Who Benefits from Accounting Irregularities in Financial Statement Frauds?
Of the 1,335 public companies identified by the Securities and Exchange Commissions (SEC) in its Accounting and Auditing Enforcement Release (AAER), one thousand seventeen (1,017) were directly linked to fraud cases and 347 were subjected to analysis in the COSO report.
It was disclosed that 21% of the Chief Executive Officers (CEOs) involved in the accounting irregularities proven as financial statement frauds were indicted, and that 64% of those indicted were convicted. On the other hand, only 17% of the Chief Financial Officers (CFOs) were indicted, of which 75% were actually convicted.
In our compilation of overviews about the ten major accounting scandals, in a separate article bearing the same title, most CFOs eventually turned state witness and were incarcerated for lesser terms than their CEOs.

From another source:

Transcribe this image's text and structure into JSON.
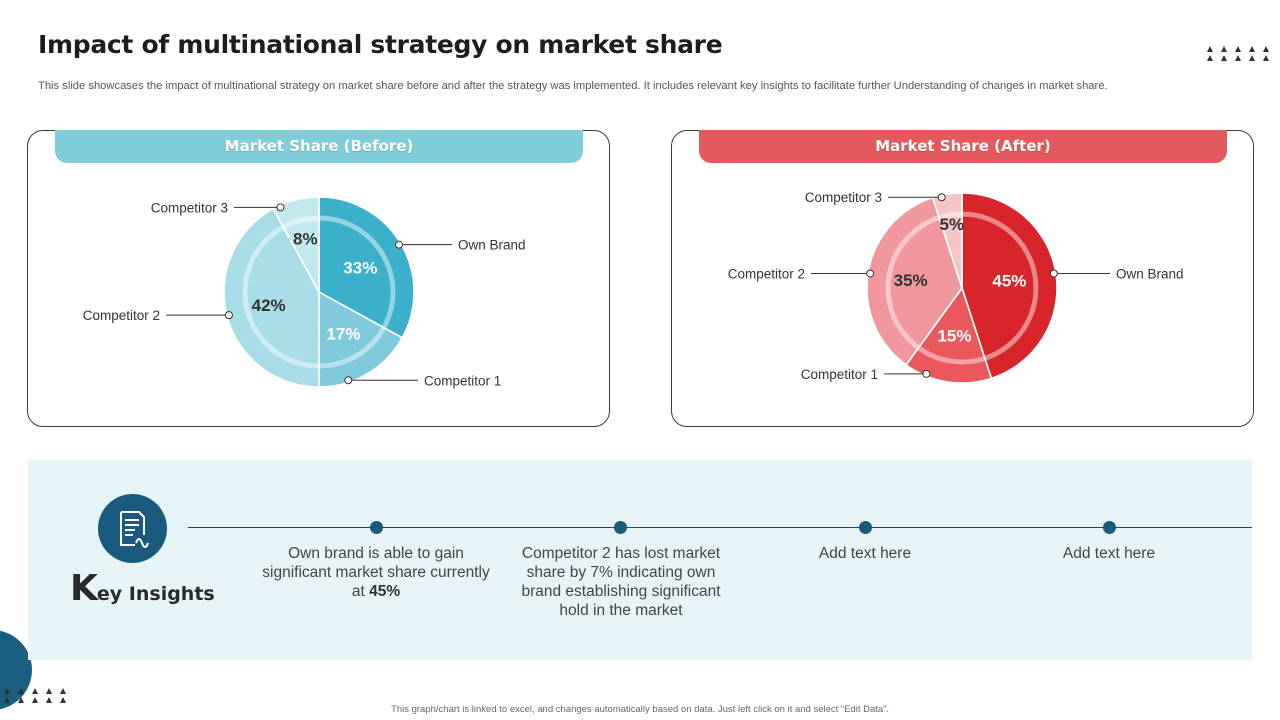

The rationale behind this is that the CEO benefit the most from fraudulent financial reporting. As those at the highest level among the senior executives, they stand to gain substantially by way of profit shares and bonuses in accordance with their compensation arrangements. Hence, their interests are directly linked to financial statement measurements in terms of revenue generation, which clearly define their motives in collaborating with their CFOs to commit accounting irregularities. Another article, " A Detailed Look at the Enron Accounting Scandal," reveals how the company's CEO, Kenneth Lay, gained from all the accounting manipulations.
The investors and employees are at the losing end. However, regulating bodies deem that the latter are in better positions to prevent substantial economic losses by blowing the whistle on their company bosses.